Career-long partnership opens new horizons in clinical research

Rachel Phillips, Amy Tasca and Kim Mansky smile while working in a research lab

Kim Mansky, PhD, and Amy Tasca, DDS, PhD, are no strangers to working together. In fact, the director of the Minnesota Craniofacial Research Training Program served as the primary advisor to Tasca, holder of the Robert J Isaacson Chair of Orthodontics, during Tasca’s graduate studies. They haven’t stopped working together since.
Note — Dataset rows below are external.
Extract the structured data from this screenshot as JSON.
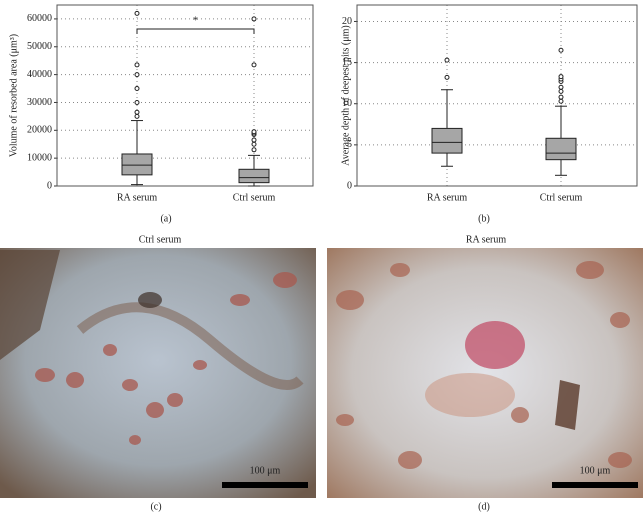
{
  "chart_data": [
    {
      "type": "box",
      "ylabel": "Volume of resorbed area (μm³)",
      "categories": [
        "RA serum",
        "Ctrl serum"
      ],
      "boxes": [
        {
          "low": 500,
          "q1": 4000,
          "median": 7500,
          "q3": 11500,
          "high": 23500,
          "outliers": [
            25000,
            26500,
            30000,
            35000,
            40000,
            43500,
            62000
          ]
        },
        {
          "low": 0,
          "q1": 1200,
          "median": 3000,
          "q3": 6000,
          "high": 11000,
          "outliers": [
            13000,
            15000,
            16500,
            18500,
            19000,
            19500,
            43500,
            60000
          ]
        }
      ],
      "color": "#a6a6a6",
      "ylim": [
        0,
        65000
      ],
      "yticks": [
        0,
        10000,
        20000,
        30000,
        40000,
        50000,
        60000
      ],
      "grid": true,
      "annotation": "*",
      "panel_label": "(a)"
    },
    {
      "type": "box",
      "ylabel": "Average depth of deepest pits (μm)",
      "categories": [
        "RA serum",
        "Ctrl serum"
      ],
      "boxes": [
        {
          "low": 2.4,
          "q1": 4,
          "median": 5.3,
          "q3": 7,
          "high": 11.7,
          "outliers": [
            13.2,
            15.3
          ]
        },
        {
          "low": 1.3,
          "q1": 3.2,
          "median": 4,
          "q3": 5.8,
          "high": 9.7,
          "outliers": [
            10.3,
            10.8,
            11.5,
            12,
            12.7,
            13,
            13.3,
            16.5
          ]
        }
      ],
      "color": "#a6a6a6",
      "ylim": [
        0,
        22
      ],
      "yticks": [
        0,
        5,
        10,
        15,
        20
      ],
      "grid": true,
      "panel_label": "(b)"
    }
  ],
  "images": [
    {
      "title": "Ctrl serum",
      "scale_bar": "100 μm",
      "panel_label": "(c)"
    },
    {
      "title": "RA serum",
      "scale_bar": "100 μm",
      "panel_label": "(d)"
    }
  ]
}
It may seem atypical for a basic science researcher and a clinician to spend so much time together, but to them, it makes perfect sense. The two balance one another out: Mansky brings a mechanistic angle to Tasca’s research, while Tasca invites clinical applications to the work they do.

“I’ve always encouraged her to be more clinical,” Tasca said of Mansky.

And Mansky appreciates it. “As a basic scientist, I like the fact that I can still fulfill my interests, but at the same time try to understand something that might be more clinically relevant.”

The two also share a deep fondness and respect for one another. “I love working with Tasca,” Mansky said. “She’s a brilliant person, and we approach things differently, so we learn from one another.”

Tasca agreed, saying that though she loves her clinical work,Tuesday morning lab meetings with the Mansky lab are a highlight of her week. Thursday afternoon office drop-ins to say hello often lead to unfiltered work, family, and scientific conversations.

Recently, one of those conversations led to a new idea: working with the University of Minnesota Genomics Center to sequence genetic material between different skeletal sites, femurs and the mandible to identify variances between cells from different skeletal sites, thereby uncovering the mysteries behind diseases that primarily affect the jaw. 

“This is an idea in its very early stages,” Tasca explained, “and there has not been much research done in the community on this topic. Our hope is to understand differences between the cells  in the jaw, and develop an understanding of the jaw cells, rather than assuming all bone cells are the same, which is the undertone of most current studies.”

The focus continues osteoclast-related research that Tasca and Mansky have undertaken together since Tasca’s time in graduate school, but branches into a new line of questions with the jaw. The work for this project is being done by Rachel Phillips, DDS ’22 and PhD candidate, who studies under Mansky and Tasca.

The team applied for and received an American Academy of Orthodontists Foundation grant for the study, which they titled Where you originate from matters; a comparison of jaw and long bone osteoclast precursors using single cell analysis of osteoclast precursors. They plan to use the grant to gather initial data, which will then go toward forming hypotheses.

The groundbreaking nature of the research excites Tasca and Mansky, but so does the prospect of working with one another.

“This could signal a big shift in the way we diagnose and treat conditions in the craniofacial region,” Tasca said. “And it’s wonderful to keep working with Mansky, and to see Rachel come on board, too. Rachel is doing a lot of the work and has aspirations to potentially have an academic career similar to myself. It’s exciting to continue to see the impact Manksy has had, and the impact I hope to have, as well.”

Mansky agreed, indicating the power of their partnership in this research’s origin. “I don’t think I would have done this project without Tasca,” she said. “It just goes to show the power of partnering with a clinician as a basic scientist. I’m excited to do the experiment, to try new things but also discover this data and share it with this team. It’s going to be a fun summer.”